Looking for a vibraphonist to cover the chair, “Jalen was put in my ear by his uncle, Jason Hainsworth,” Blake said, referring to the tenor saxophonist and executive director of the San Francisco Conservatory of Music’s Roots, Jazz, and American Music program. “Jason and I were roommates at William Paterson University, and he’d say, ‘You’ve got to hear my nephew!’ ‘OK, send me some stuff.’ I thought he sounded great, so this past October, when I had a week at the Village Vanguard, I hired him, and he came in like a pro. He learned all my music and was ready.”

Danya Stephens
Danya Stephens

Rounding out the band is veteran tenor saxophonist Dayna Stephens, who grew up in the East Bay and graduated from Berkeley High in 1997. He and Blake live in the same Paterson, New Jersey, apartment building and play together in the Kenny Barron Quintet. Their connection is exemplified by Stephens’s tune “Blakonian Groove,” a piece he recorded on his 2020 album Right Now! Live at the Village Vanguard.

“Johnathan is well versed in writing serious songs, but he can also write joyous songs,” Stephens said. “When I wrote what was initially a bass line, it struck me as a happy, bouncy groove, and that defines Blake in a few ways.”

It’s interesting that Stephens started the tune with a bass line, as that was the instrument he was playing when Blake first met him at the Umbria Jazz Festival in the early aughts. The drummer was in Italy to perform with the Mingus Big Band, and Stephens was part of an ensemble with the prestigious Thelonious Monk Institute of Jazz.

“I didn’t even know he was a saxophonist for years,” Blake said. “I thought he was a bassist! Fast forward to now, we live four doors down from each other.”

While Blake will be playing some material from his recent album Passage, he’s focusing on the West Coast premiere of his suite My Life Matters, which was commissioned by the Jazz Gallery in Manhattan in 2017. It’s a work of protest against police brutality and a soulful supplication for unity, with instrumental themes encouraging “us to see each other as one race, the human race,” he said. “When one is down, we’re all down. It’s easy to see the differences, and we need more work to see how we’re the same.”

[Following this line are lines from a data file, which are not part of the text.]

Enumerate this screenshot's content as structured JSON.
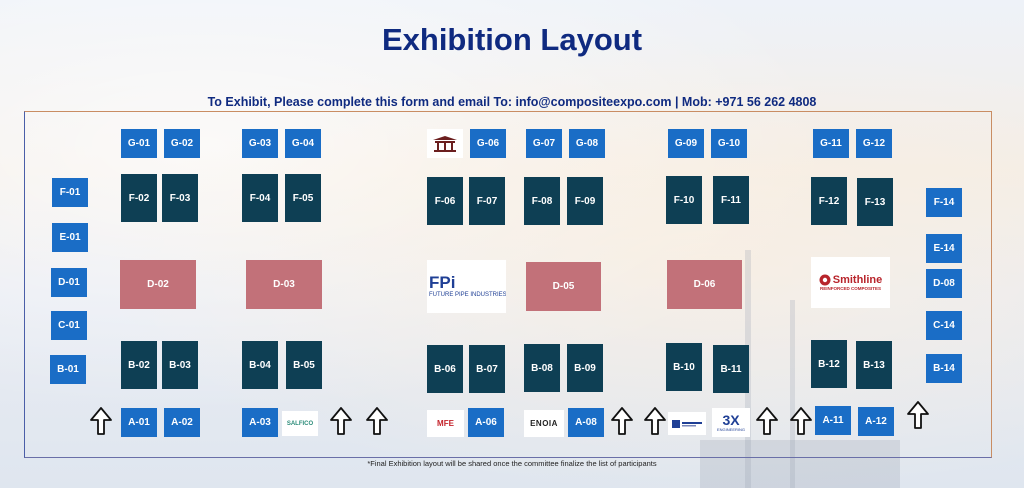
{
  "title": "Exhibition Layout",
  "subtitle": "To Exhibit, Please complete this form and email To: info@compositeexpo.com | Mob: +971 56 262 4808",
  "footnote": "*Final Exhibition layout will be shared once the committee finalize the list of participants",
  "colors": {
    "title": "#0f2a80",
    "booth_small": "#1a6dc6",
    "booth_large": "#0e3f54",
    "booth_island": "#c27179"
  },
  "booths": {
    "g_row": [
      "G-01",
      "G-02",
      "G-03",
      "G-04",
      "G-06",
      "G-07",
      "G-08",
      "G-09",
      "G-10",
      "G-11",
      "G-12"
    ],
    "f_row": [
      "F-02",
      "F-03",
      "F-04",
      "F-05",
      "F-06",
      "F-07",
      "F-08",
      "F-09",
      "F-10",
      "F-11",
      "F-12",
      "F-13"
    ],
    "islands": [
      "D-02",
      "D-03",
      "D-05",
      "D-06"
    ],
    "b_row": [
      "B-02",
      "B-03",
      "B-04",
      "B-05",
      "B-06",
      "B-07",
      "B-08",
      "B-09",
      "B-10",
      "B-11",
      "B-12",
      "B-13"
    ],
    "a_row": [
      "A-01",
      "A-02",
      "A-03",
      "A-06",
      "A-08",
      "A-11",
      "A-12"
    ],
    "left_col": [
      "F-01",
      "E-01",
      "D-01",
      "C-01",
      "B-01"
    ],
    "right_col": [
      "F-14",
      "E-14",
      "D-08",
      "C-14",
      "B-14"
    ]
  },
  "logos": {
    "future_pipe": {
      "mark": "FPi",
      "name": "FUTURE PIPE INDUSTRIES"
    },
    "smithline": {
      "name": "Smithline",
      "tagline": "REINFORCED COMPOSITES"
    },
    "salfico": {
      "name": "SALFICO"
    },
    "mfe": {
      "name": "MFE"
    },
    "enoia": {
      "name": "ENOIA"
    },
    "three_x": {
      "mark": "3X",
      "tagline": "ENGINEERING"
    }
  },
  "icons": [
    "up-arrow-icon"
  ]
}
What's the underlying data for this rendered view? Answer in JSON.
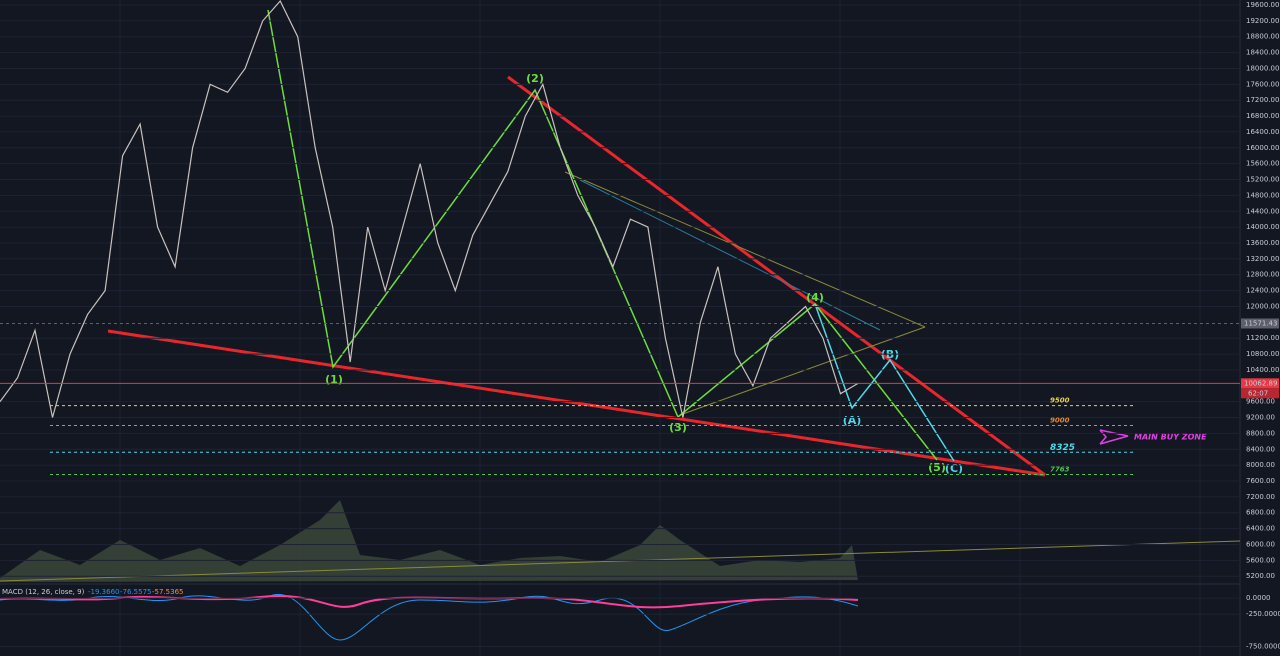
{
  "chart_data": {
    "type": "line",
    "values": [
      9600,
      10200,
      11400,
      9200,
      10800,
      11800,
      12400,
      15800,
      16600,
      14000,
      13000,
      16000,
      17600,
      17400,
      18000,
      19200,
      19700,
      18800,
      16000,
      14000,
      10600,
      14000,
      12400,
      14000,
      15600,
      13600,
      12400,
      13800,
      14600,
      15400,
      16800,
      17600,
      16000,
      14800,
      14000,
      13000,
      14200,
      14000,
      11200,
      9200,
      11600,
      13000,
      10800,
      10000,
      11200,
      11600,
      12000,
      11200,
      9800,
      10060
    ],
    "color": "#c9c2bd",
    "ylim": [
      5029,
      19726
    ],
    "yticks": [
      {
        "value": 5200,
        "label": "5200.00"
      },
      {
        "value": 5600,
        "label": "5600.00"
      },
      {
        "value": 6000,
        "label": "6000.00"
      },
      {
        "value": 6400,
        "label": "6400.00"
      },
      {
        "value": 6800,
        "label": "6800.00"
      },
      {
        "value": 7200,
        "label": "7200.00"
      },
      {
        "value": 7600,
        "label": "7600.00"
      },
      {
        "value": 8000,
        "label": "8000.00"
      },
      {
        "value": 8400,
        "label": "8400.00"
      },
      {
        "value": 8800,
        "label": "8800.00"
      },
      {
        "value": 9200,
        "label": "9200.00"
      },
      {
        "value": 9600,
        "label": "9600.00"
      },
      {
        "value": 10400,
        "label": "10400.00"
      },
      {
        "value": 10800,
        "label": "10800.00"
      },
      {
        "value": 11200,
        "label": "11200.00"
      },
      {
        "value": 12000,
        "label": "12000.00"
      },
      {
        "value": 12400,
        "label": "12400.00"
      },
      {
        "value": 12800,
        "label": "12800.00"
      },
      {
        "value": 13200,
        "label": "13200.00"
      },
      {
        "value": 13600,
        "label": "13600.00"
      },
      {
        "value": 14000,
        "label": "14000.00"
      },
      {
        "value": 14400,
        "label": "14400.00"
      },
      {
        "value": 14800,
        "label": "14800.00"
      },
      {
        "value": 15200,
        "label": "15200.00"
      },
      {
        "value": 15600,
        "label": "15600.00"
      },
      {
        "value": 16000,
        "label": "16000.00"
      },
      {
        "value": 16400,
        "label": "16400.00"
      },
      {
        "value": 16800,
        "label": "16800.00"
      },
      {
        "value": 17200,
        "label": "17200.00"
      },
      {
        "value": 17600,
        "label": "17600.00"
      },
      {
        "value": 18000,
        "label": "18000.00"
      },
      {
        "value": 18400,
        "label": "18400.00"
      },
      {
        "value": 18800,
        "label": "18800.00"
      },
      {
        "value": 19200,
        "label": "19200.00"
      },
      {
        "value": 19600,
        "label": "19600.00"
      }
    ],
    "levels": [
      {
        "value": 9500,
        "label": "9500",
        "color": "#e6d14a"
      },
      {
        "value": 9000,
        "label": "9000",
        "color": "#e0882f"
      },
      {
        "value": 8325,
        "label": "8325",
        "color": "#4fd8e8"
      },
      {
        "value": 7763,
        "label": "7763",
        "color": "#4fc24f"
      }
    ],
    "price_tags": [
      {
        "value": 11571.43,
        "label": "11571.43",
        "color": "#5d606b"
      },
      {
        "value": 10062.89,
        "label": "10062.89",
        "color": "#e53945"
      }
    ],
    "countdown": "62:07",
    "waves": [
      "(1)",
      "(2)",
      "(3)",
      "(4)",
      "(5)",
      "(A)",
      "(B)",
      "(C)"
    ],
    "zone_label": "MAIN BUY ZONE",
    "macd": {
      "title": "MACD (12, 26, close, 9)",
      "readings": [
        "-19.3660",
        "-76.5575",
        "-57.5365"
      ],
      "ylim": [
        -898,
        203
      ],
      "yticks": [
        {
          "value": 0,
          "label": "0.0000"
        },
        {
          "value": -250,
          "label": "-250.0000"
        },
        {
          "value": -750,
          "label": "-750.0000"
        }
      ]
    }
  }
}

After not playing the suite for several years after the advent of the pandemic, Blake brought it back into his repertoire last fall for that week at the Village Vanguard. For Stephens, who was on the gig, it was an opportunity to see how his friend’s writing had evolved.

“This particular suite is a real benchmark in terms of writing a collection of music around one idea,” he said. “Playing it at the Vanguard last October, every night the music went new places, circling around what’s written, getting deeper and more loose. You can tell that Johnathan has played with a thousand amazing bandleaders and was really smart in setting up the songs so there was a lot of freedom and room for us to create a slightly different take on the same message.”